Marido y mujer, por razones a veces increibles, pues conozco un caso contado por un abogado en que la razón del divorcio fue el dejar el tapón del champú abierto, deciden separarse. Se supone que ese es el catalizador para que se monte la gresca y se consume la separación primero, y el divorcio después. Si están solos no es tan dañino quizá, dentro de lo malo, pero... ¿y si hay niños? Creo que ahí la cosa cambia. Tomar esa decisión lleva a situaciones de conflicto ya no solo entre las dos personas implicadas, sino también a familiares e incluso amigos, que pueden ser incluso peligrosas. Pero no son ni comparables a los problemas que llegan a tener los hijos de esas parejas. Lo dicho, son niños de psiquiatra.

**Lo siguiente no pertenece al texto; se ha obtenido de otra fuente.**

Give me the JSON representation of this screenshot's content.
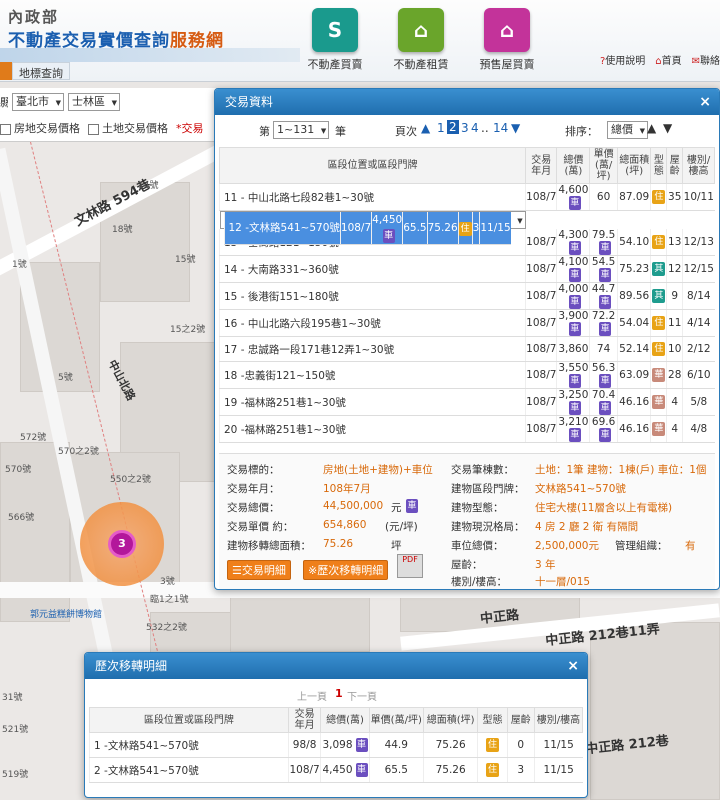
{
  "header": {
    "agency": "內政部",
    "site_title_main": "不動產交易實價查詢",
    "site_title_service": "服務網",
    "nav": [
      {
        "label": "不動產買賣",
        "icon": "S",
        "color": "#1a9a8d"
      },
      {
        "label": "不動產租賃",
        "icon": "⌂",
        "color": "#6aa52b"
      },
      {
        "label": "預售屋買賣",
        "icon": "⌂",
        "color": "#c3339a"
      }
    ],
    "links": [
      "使用說明",
      "首頁",
      "聯絡"
    ],
    "tab": "地標查詢"
  },
  "filters": {
    "city": "臺北市",
    "district": "士林區",
    "opt_house": "房地交易價格",
    "opt_land": "土地交易價格",
    "opt_trade": "*交易"
  },
  "map": {
    "roads": [
      "文林路 594巷",
      "中正路 212巷11弄",
      "中正路",
      "中山北路",
      "中正路 212巷"
    ],
    "cluster_count": "3",
    "poi": "郭元益糕餅博物館"
  },
  "trade_panel": {
    "title": "交易資料",
    "close": "×",
    "page_prefix": "第",
    "page_select": "1~131",
    "page_suffix": "筆",
    "pages_label": "頁次",
    "pages": [
      "1",
      "2",
      "3",
      "4",
      "..",
      "14"
    ],
    "current_page": "2",
    "sort_label": "排序：",
    "sort_value": "總價",
    "columns": [
      "區段位置或區段門牌",
      "交易年月",
      "總價(萬)",
      "單價(萬/坪)",
      "總面積(坪)",
      "型態",
      "屋齡",
      "樓別/樓高"
    ],
    "rows": [
      {
        "no": "11",
        "addr": "- 中山北路七段82巷1~30號",
        "ym": "108/7",
        "total": "4,600",
        "car": true,
        "unit": "60",
        "ucar": false,
        "area": "87.09",
        "type": "住",
        "tcolor": "zhu",
        "age": "35",
        "floor": "10/11"
      },
      {
        "no": "12",
        "addr": "-文林路541~570號",
        "ym": "108/7",
        "total": "4,450",
        "car": true,
        "unit": "65.5",
        "ucar": false,
        "area": "75.26",
        "type": "住",
        "tcolor": "zhu",
        "age": "3",
        "floor": "11/15",
        "selected": true
      },
      {
        "no": "13",
        "addr": "- 士商路121~150號",
        "ym": "108/7",
        "total": "4,300",
        "car": true,
        "unit": "79.5",
        "ucar": true,
        "area": "54.10",
        "type": "住",
        "tcolor": "zhu",
        "age": "13",
        "floor": "12/13"
      },
      {
        "no": "14",
        "addr": "- 大南路331~360號",
        "ym": "108/7",
        "total": "4,100",
        "car": true,
        "unit": "54.5",
        "ucar": true,
        "area": "75.23",
        "type": "其",
        "tcolor": "qi",
        "age": "12",
        "floor": "12/15"
      },
      {
        "no": "15",
        "addr": "- 後港街151~180號",
        "ym": "108/7",
        "total": "4,000",
        "car": true,
        "unit": "44.7",
        "ucar": true,
        "area": "89.56",
        "type": "其",
        "tcolor": "qi",
        "age": "9",
        "floor": "8/14"
      },
      {
        "no": "16",
        "addr": "- 中山北路六段195巷1~30號",
        "ym": "108/7",
        "total": "3,900",
        "car": true,
        "unit": "72.2",
        "ucar": true,
        "area": "54.04",
        "type": "住",
        "tcolor": "zhu",
        "age": "11",
        "floor": "4/14"
      },
      {
        "no": "17",
        "addr": "- 忠誠路一段171巷12弄1~30號",
        "ym": "108/7",
        "total": "3,860",
        "car": false,
        "unit": "74",
        "ucar": false,
        "area": "52.14",
        "type": "住",
        "tcolor": "zhu",
        "age": "10",
        "floor": "2/12"
      },
      {
        "no": "18",
        "addr": "-忠義街121~150號",
        "ym": "108/7",
        "total": "3,550",
        "car": true,
        "unit": "56.3",
        "ucar": true,
        "area": "63.09",
        "type": "華",
        "tcolor": "hua",
        "age": "28",
        "floor": "6/10"
      },
      {
        "no": "19",
        "addr": "-福林路251巷1~30號",
        "ym": "108/7",
        "total": "3,250",
        "car": true,
        "unit": "70.4",
        "ucar": true,
        "area": "46.16",
        "type": "華",
        "tcolor": "hua",
        "age": "4",
        "floor": "5/8"
      },
      {
        "no": "20",
        "addr": "-福林路251巷1~30號",
        "ym": "108/7",
        "total": "3,210",
        "car": true,
        "unit": "69.6",
        "ucar": true,
        "area": "46.16",
        "type": "華",
        "tcolor": "hua",
        "age": "4",
        "floor": "4/8"
      }
    ],
    "car_badge": "車",
    "detail": {
      "target_label": "交易標的：",
      "target_value": "房地(土地+建物)+車位",
      "ym_label": "交易年月：",
      "ym_value": "108年7月",
      "total_label": "交易總價：",
      "total_value": "44,500,000",
      "total_unit": "元",
      "unit_label": "交易單價 約：",
      "unit_value": "654,860",
      "unit_unit": "(元/坪)",
      "area_label": "建物移轉總面積：",
      "area_value": "75.26",
      "area_unit": "坪",
      "count_label": "交易筆棟數：",
      "count_value": "土地：1筆 建物：1棟(戶) 車位：1個",
      "door_label": "建物區段門牌：",
      "door_value": "文林路541~570號",
      "btype_label": "建物型態：",
      "btype_value": "住宅大樓(11層含以上有電梯)",
      "layout_label": "建物現況格局：",
      "layout_value": "4 房 2 廳 2 衛 有隔間",
      "park_label": "車位總價：",
      "park_value": "2,500,000元",
      "mgmt_label": "管理組織：",
      "mgmt_value": "有",
      "age_label": "屋齡：",
      "age_value": "3 年",
      "floor_label": "樓別/樓高：",
      "floor_value": "十一層/015",
      "btn_detail": "交易明細",
      "btn_history": "※歷次移轉明細",
      "pdf": "PDF"
    }
  },
  "history_panel": {
    "title": "歷次移轉明細",
    "close": "×",
    "prev": "上一頁",
    "page": "1",
    "next": "下一頁",
    "columns": [
      "區段位置或區段門牌",
      "交易年月",
      "總價(萬)",
      "單價(萬/坪)",
      "總面積(坪)",
      "型態",
      "屋齡",
      "樓別/樓高"
    ],
    "rows": [
      {
        "no": "1",
        "addr": "-文林路541~570號",
        "ym": "98/8",
        "total": "3,098",
        "unit": "44.9",
        "area": "75.26",
        "type": "住",
        "age": "0",
        "floor": "11/15"
      },
      {
        "no": "2",
        "addr": "-文林路541~570號",
        "ym": "108/7",
        "total": "4,450",
        "unit": "65.5",
        "area": "75.26",
        "type": "住",
        "age": "3",
        "floor": "11/15"
      }
    ]
  }
}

Hace unos días fuí a Santiago a realizar unos papeleos para el trabajo. Llegué a Santiago, aparqué en la plaza de Galicia, y en cuanto salgo por las escaleras a la calle me encuentro una imagen dantesca, que me hizo reflexionar mucho, y que incluso me afectó durante unos días. Un niño de unos 5 años estaba llorando como un descosido a diez metros enfrente mía. La madre estaba acuclillada delante de él, diciendole que se tranquilizase, con una voz suave y cariñosa. Pero el niño seguía llorando, hasta que se puso a gritar que quería que viniera su padre. Estaba un fulano junto a ellos, mirando al niño, y que escuchaba lo que la madre le decía. Estaba bastante claro que era la pareja de la madre, el novio o como queramos llamarlo. Este se agachó también a hablar con el niño, y le quiso coger una mano en gesto cariñoso, pero el niño la retiro de un tirón, y empezo a gritar "No, tú no eres mi padre, quiero a mi padre, quiero a mi padre..." El niño estaba colapsado, no reaccionaba ya. El tipo se levantó, dió medio paso hacia atrás, con una cara totalmente descompuesta, sin saber que hacer. La madre estaba igual, sin saber si coger al niño en brazos, si dejarlo solo un momento a ver si se relajaba, o lo qué. Mientras el niño seguía llorando, hasta el punto que vomitó. A partir de ahí ya no puede ver más, me dolió tanto la situación que no pude ver más. Me fuí a hacer lo que había venido a hacer.

Tengo un cariño especial por esas personitas, más complejas aún que nosotros los adultos. Adoro los niños, me encanta jugar con ellos, hablar con ellos, bromear con ellos, siempre tienen respuestas sinceras. Y la respuesta en este caso fue brutal. Pagan los problemas de los padres sin comerlo ni beberlo, y pagan un precio que puede ser para toda la vida, con problemas en su adolescencia, puede que en sus relaciones con los demás, a saber. Se convierten en carnaza de diván. Y eso, a mí, me duele mucho.